La regola dei cinque anni è solo una parte del quadro. Per proteggersi davvero da errori, contestazioni e richieste improvvise dell’Agenzia delle Entrate, la soluzione è una sola
Essere pronti a dimostrare di aver rispettato gli adempimenti fiscali è il cruccio di molti contribuenti che tendono a conservare tutto. Molti di essi sono convinti che la documentazione vada conservata per soli cinque anni. È una convinzione diffusa, alimentata dalla regola generale sui tempi a disposizione dell’Agenzia delle Entrate per aprire un accertamento. Ma questa idea, se presa alla lettera, può rivelarsi pericolosa: conservare troppo poco significa rischiare di ritrovarsi senza prove quando arriva un controllo e sarebbe proprio un’ingiustizia.
Prima di mettere mano agli scaffali e alleggerire i faldoni, è fondamentale chiarire un punto essenziale: il limite dei cinque anni riguarda la decadenza dell’accertamento, non la durata dell’obbligo di conservazione dei documenti. Le due cose non coincidono. Si tratta di una distinzione semplice ma decisiva, che spesso sfugge a chi non ha dimestichezza con la normativa.
Il contribuente, infatti, non deve conservare le carte soltanto per “attendere” il termine entro cui il Fisco può aprire un accertamento, ma per essere in grado di rispondere alle richieste dell’Amministrazione finanziaria durante tutta la durata di un’eventuale verifica. Ed è proprio qui che entra in gioco la regola dei dieci anni.
Perché cinque anni non bastano
La normativa fiscale stabilisce che l’Agenzia delle Entrate può contestare una dichiarazione entro cinque anni dall’anno successivo a quello in cui è stata presentata. È la famosa “finestra dei controlli”. Ma questo è solo il primo livello: se il controllo viene avviato entro quel termine, il contribuente è obbligato a fornire tutta la documentazione utile a giustificare ciò che ha dichiarato.

Ed è a questo punto che interviene il Codice Civile, imponendo un obbligo più lungo. L’articolo 2220 stabilisce infatti che i documenti contabili devono essere conservati per dieci anni. La norma è formulata soprattutto per imprese e professionisti, ma di fatto coinvolge anche i contribuenti privati, perché la logica è la stessa: senza documenti non si può dimostrare nulla.

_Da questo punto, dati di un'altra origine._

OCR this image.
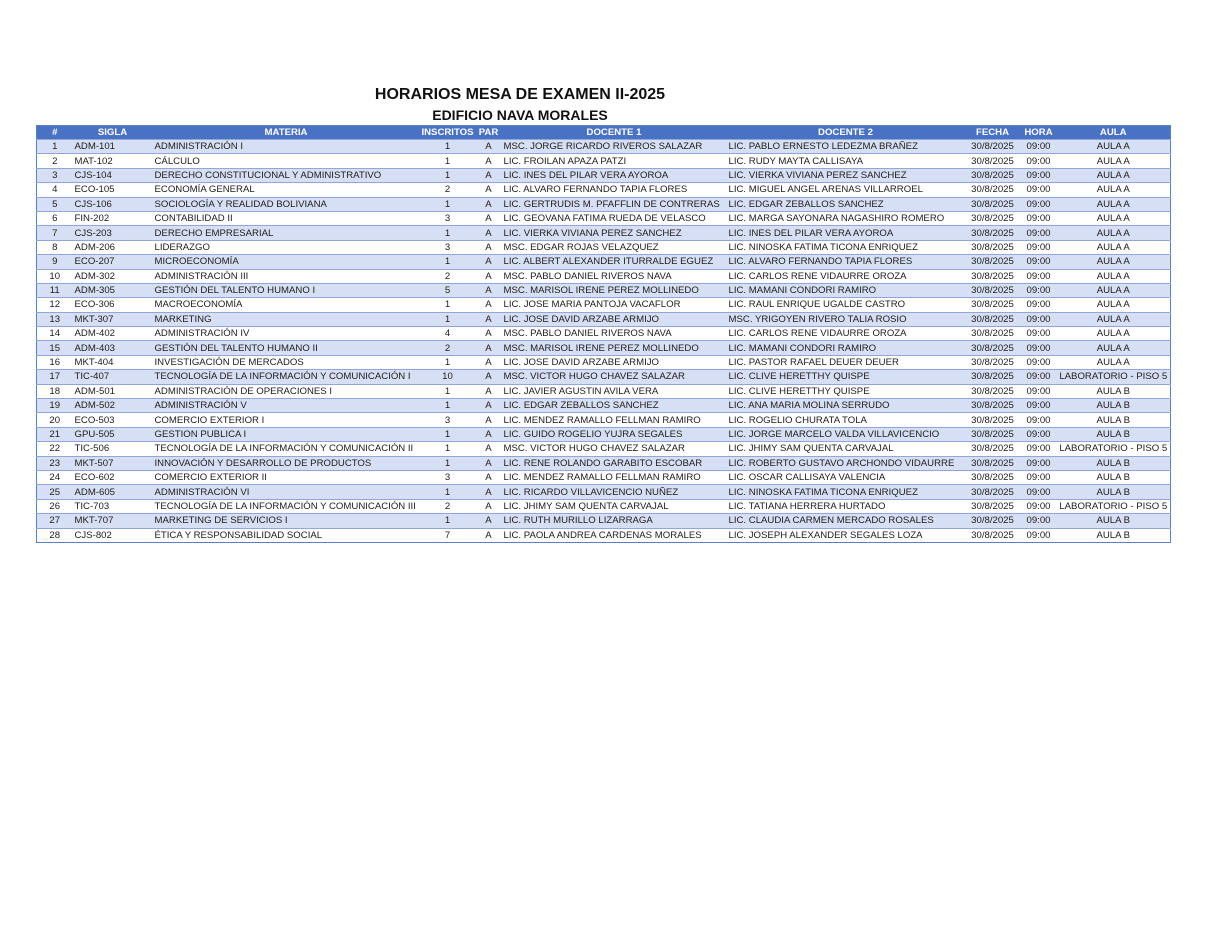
HORARIOS MESA DE EXAMEN II-2025
EDIFICIO NAVA MORALES
#	SIGLA	MATERIA	INSCRITOS	PAR	DOCENTE 1	DOCENTE 2	FECHA	HORA	AULA
1	ADM-101	ADMINISTRACIÓN I	1	A	MSC. JORGE RICARDO RIVEROS SALAZAR	LIC. PABLO ERNESTO LEDEZMA BRAÑEZ	30/8/2025	09:00	AULA A
2	MAT-102	CÁLCULO	1	A	LIC. FROILAN APAZA PATZI	LIC. RUDY MAYTA CALLISAYA	30/8/2025	09:00	AULA A
3	CJS-104	DERECHO CONSTITUCIONAL Y ADMINISTRATIVO	1	A	LIC. INES DEL PILAR VERA AYOROA	LIC. VIERKA VIVIANA PEREZ SANCHEZ	30/8/2025	09:00	AULA A
4	ECO-105	ECONOMÍA GENERAL	2	A	LIC. ALVARO FERNANDO TAPIA FLORES	LIC. MIGUEL ANGEL ARENAS VILLARROEL	30/8/2025	09:00	AULA A
5	CJS-106	SOCIOLOGÍA Y REALIDAD BOLIVIANA	1	A	LIC. GERTRUDIS M. PFAFFLIN DE CONTRERAS	LIC. EDGAR ZEBALLOS SANCHEZ	30/8/2025	09:00	AULA A
6	FIN-202	CONTABILIDAD II	3	A	LIC. GEOVANA FATIMA RUEDA DE VELASCO	LIC. MARGA SAYONARA NAGASHIRO ROMERO	30/8/2025	09:00	AULA A
7	CJS-203	DERECHO EMPRESARIAL	1	A	LIC. VIERKA VIVIANA PEREZ SANCHEZ	LIC. INES DEL PILAR VERA AYOROA	30/8/2025	09:00	AULA A
8	ADM-206	LIDERAZGO	3	A	MSC. EDGAR ROJAS VELAZQUEZ	LIC. NINOSKA FATIMA TICONA ENRIQUEZ	30/8/2025	09:00	AULA A
9	ECO-207	MICROECONOMÍA	1	A	LIC. ALBERT ALEXANDER ITURRALDE EGUEZ	LIC. ALVARO FERNANDO TAPIA FLORES	30/8/2025	09:00	AULA A
10	ADM-302	ADMINISTRACIÓN III	2	A	MSC. PABLO DANIEL RIVEROS NAVA	LIC. CARLOS RENE VIDAURRE OROZA	30/8/2025	09:00	AULA A
11	ADM-305	GESTIÓN DEL TALENTO HUMANO I	5	A	MSC. MARISOL IRENE PEREZ MOLLINEDO	LIC. MAMANI CONDORI RAMIRO	30/8/2025	09:00	AULA A
12	ECO-306	MACROECONOMÍA	1	A	LIC. JOSE MARIA PANTOJA VACAFLOR	LIC. RAUL ENRIQUE UGALDE CASTRO	30/8/2025	09:00	AULA A
13	MKT-307	MARKETING	1	A	LIC. JOSE DAVID ARZABE ARMIJO	MSC. YRIGOYEN RIVERO TALIA ROSIO	30/8/2025	09:00	AULA A
14	ADM-402	ADMINISTRACIÓN IV	4	A	MSC. PABLO DANIEL RIVEROS NAVA	LIC. CARLOS RENE VIDAURRE OROZA	30/8/2025	09:00	AULA A
15	ADM-403	GESTIÓN DEL TALENTO HUMANO II	2	A	MSC. MARISOL IRENE PEREZ MOLLINEDO	LIC. MAMANI CONDORI RAMIRO	30/8/2025	09:00	AULA A
16	MKT-404	INVESTIGACIÓN DE MERCADOS	1	A	LIC. JOSE DAVID ARZABE ARMIJO	LIC. PASTOR RAFAEL DEUER DEUER	30/8/2025	09:00	AULA A
17	TIC-407	TECNOLOGÍA DE LA INFORMACIÓN Y COMUNICACIÓN I	10	A	MSC. VICTOR HUGO CHAVEZ SALAZAR	LIC. CLIVE HERETTHY QUISPE	30/8/2025	09:00	LABORATORIO - PISO 5
18	ADM-501	ADMINISTRACIÓN DE OPERACIONES I	1	A	LIC. JAVIER AGUSTIN AVILA VERA	LIC. CLIVE HERETTHY QUISPE	30/8/2025	09:00	AULA B
19	ADM-502	ADMINISTRACIÓN V	1	A	LIC. EDGAR ZEBALLOS SANCHEZ	LIC. ANA MARIA MOLINA SERRUDO	30/8/2025	09:00	AULA B
20	ECO-503	COMERCIO EXTERIOR I	3	A	LIC. MENDEZ RAMALLO FELLMAN RAMIRO	LIC. ROGELIO CHURATA TOLA	30/8/2025	09:00	AULA B
21	GPU-505	GESTION PUBLICA I	1	A	LIC. GUIDO ROGELIO YUJRA SEGALES	LIC. JORGE MARCELO VALDA VILLAVICENCIO	30/8/2025	09:00	AULA B
22	TIC-506	TECNOLOGÍA DE LA INFORMACIÓN Y COMUNICACIÓN II	1	A	MSC. VICTOR HUGO CHAVEZ SALAZAR	LIC. JHIMY SAM QUENTA CARVAJAL	30/8/2025	09:00	LABORATORIO - PISO 5
23	MKT-507	INNOVACIÓN Y DESARROLLO DE PRODUCTOS	1	A	LIC. RENE ROLANDO GARABITO ESCOBAR	LIC. ROBERTO GUSTAVO ARCHONDO VIDAURRE	30/8/2025	09:00	AULA B
24	ECO-602	COMERCIO EXTERIOR II	3	A	LIC. MENDEZ RAMALLO FELLMAN RAMIRO	LIC. OSCAR CALLISAYA VALENCIA	30/8/2025	09:00	AULA B
25	ADM-605	ADMINISTRACIÓN VI	1	A	LIC. RICARDO VILLAVICENCIO NUÑEZ	LIC. NINOSKA FATIMA TICONA ENRIQUEZ	30/8/2025	09:00	AULA B
26	TIC-703	TECNOLOGÍA DE LA INFORMACIÓN Y COMUNICACIÓN III	2	A	LIC. JHIMY SAM QUENTA CARVAJAL	LIC. TATIANA HERRERA HURTADO	30/8/2025	09:00	LABORATORIO - PISO 5
27	MKT-707	MARKETING DE SERVICIOS I	1	A	LIC. RUTH MURILLO LIZARRAGA	LIC. CLAUDIA CARMEN MERCADO ROSALES	30/8/2025	09:00	AULA B
28	CJS-802	ÉTICA Y RESPONSABILIDAD SOCIAL	7	A	LIC. PAOLA ANDREA CARDENAS MORALES	LIC. JOSEPH ALEXANDER SEGALES LOZA	30/8/2025	09:00	AULA B
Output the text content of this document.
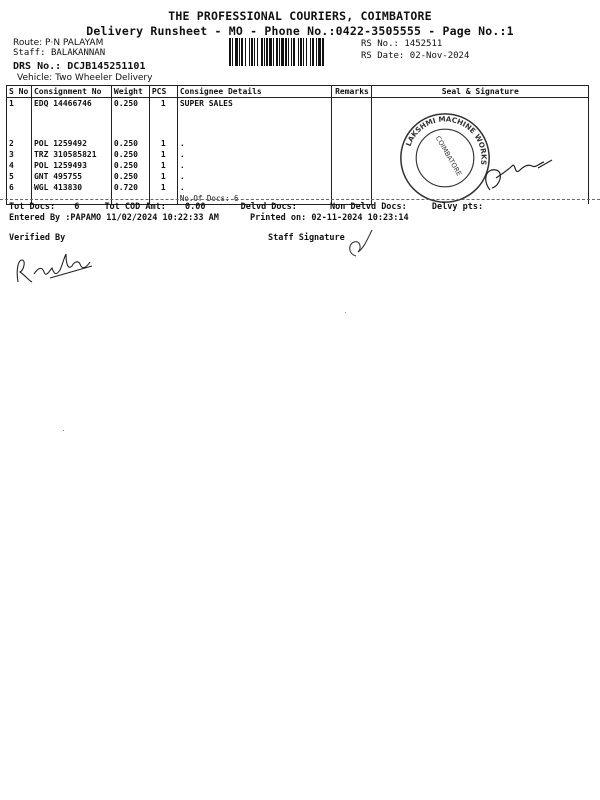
THE PROFESSIONAL COURIERS, COIMBATORE
Delivery Runsheet - MO - Phone No.:0422-3505555 - Page No.:1
Route: P·N PALAYAM
Staff: BALAKANNAN
DRS No.: DCJB145251101
Vehicle: Two Wheeler Delivery
RS No.: 1452511
RS Date: 02-Nov-2024
S No	Consignment No	Weight	PCS	Consignee Details	Remarks	Seal & Signature
1	EDQ 14466746	0.250	1	SUPER SALES		
2	POL 1259492	0.250	1	.		
3	TRZ 310585821	0.250	1	.		
4	POL 1259493	0.250	1	.		
5	GNT 495755	0.250	1	.		
6	WGL 413830	0.720	1	.		
				No.Of Docs: 6		
LAKSHMI MACHINE WORKS
COIMBATORE
Tot Docs: 6	Tot COD Amt: 0.00	Delvd Docs:	Non Delvd Docs:	Delvy pts:
Entered By :PAPAMO 11/02/2024 10:22:33 AM	Printed on: 02-11-2024 10:23:14
Verified By	Staff Signature
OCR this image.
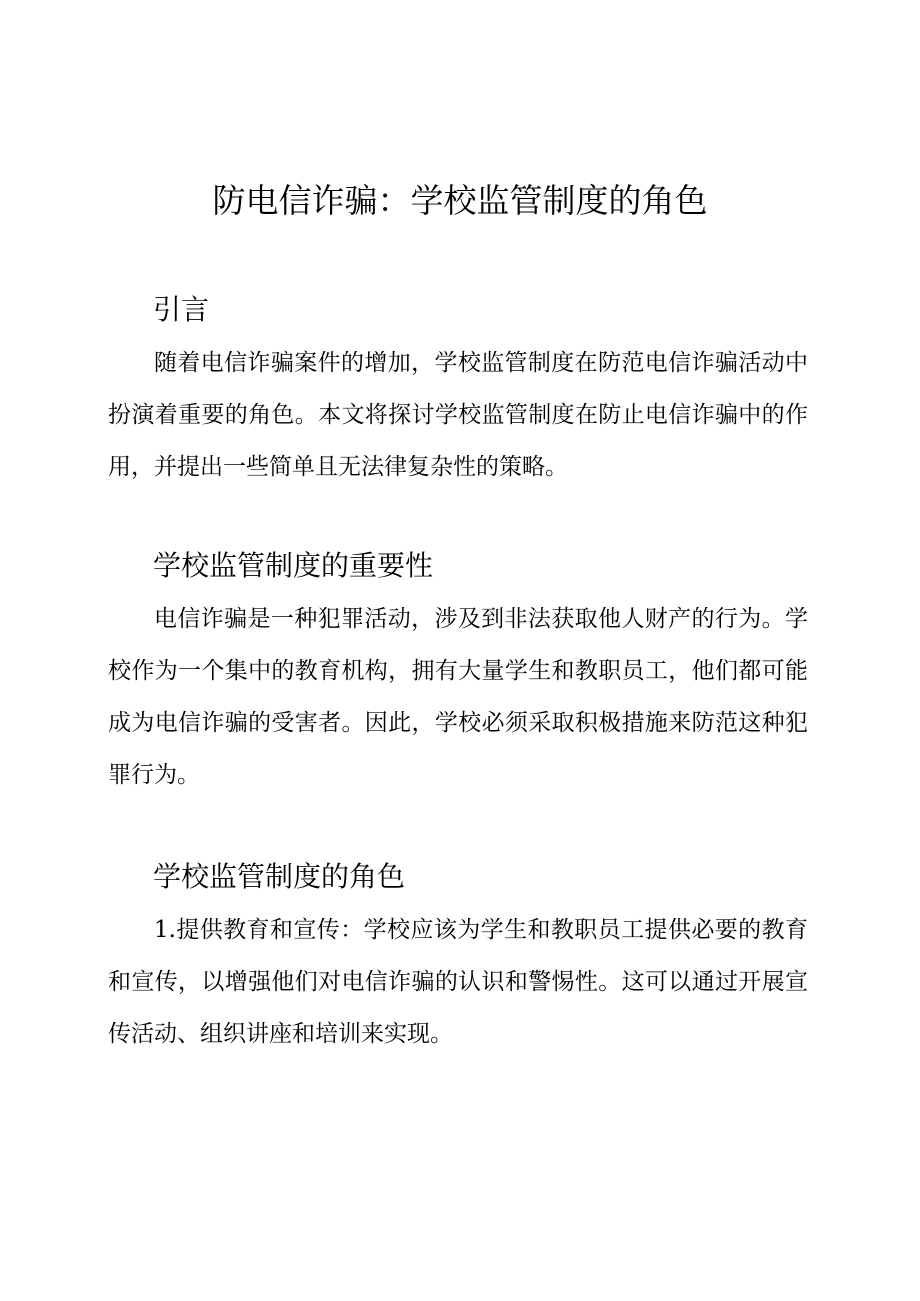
防电信诈骗：学校监管制度的角色
引言

随着电信诈骗案件的增加，学校监管制度在防范电信诈骗活动中扮演着重要的角色。本文将探讨学校监管制度在防止电信诈骗中的作用，并提出一些简单且无法律复杂性的策略。

学校监管制度的重要性

电信诈骗是一种犯罪活动，涉及到非法获取他人财产的行为。学校作为一个集中的教育机构，拥有大量学生和教职员工，他们都可能成为电信诈骗的受害者。因此，学校必须采取积极措施来防范这种犯罪行为。

学校监管制度的角色

1.提供教育和宣传：学校应该为学生和教职员工提供必要的教育和宣传，以增强他们对电信诈骗的认识和警惕性。这可以通过开展宣传活动、组织讲座和培训来实现。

Se il controllo fiscale parte entro i cinque anni, l’Agenzia può richiedere documenti riferiti anche a periodi più lontani, purché collegati alla verifica. In assenza di fatture, ricevute, dichiarazioni o certificazioni, il contribuente si troverebbe in una posizione debole. Le contestazioni del Fisco, infatti, partono da una presunzione di legittimità: spetta al contribuente dimostrare il contrario.
Senza documenti non si può provare nulla. E questo può tradursi in sanzioni, maggiori imposte da pagare, oppure in un contenzioso difficile da vincere. A chiarire definitivamente la questione interviene lo Statuto del Contribuente, che fissa a dieci anni il limite massimo entro cui il Fisco può pretendere di visionare la documentazione. Oltre questo periodo, nessuna richiesta è più legittima.
Per maggiore praticità e sicurezza è bene sapere che andrebbero conservati per almeno dieci anni: dichiarazioni dei redditi e allegati, fatture, ricevute e documenti di spesa detraibili, quietanze di pagamento, bonifici parlanti, certificazioni, documenti relativi a immobili o ristrutturazioni, corrispondenza con il Fisco e avvisi ricevuti.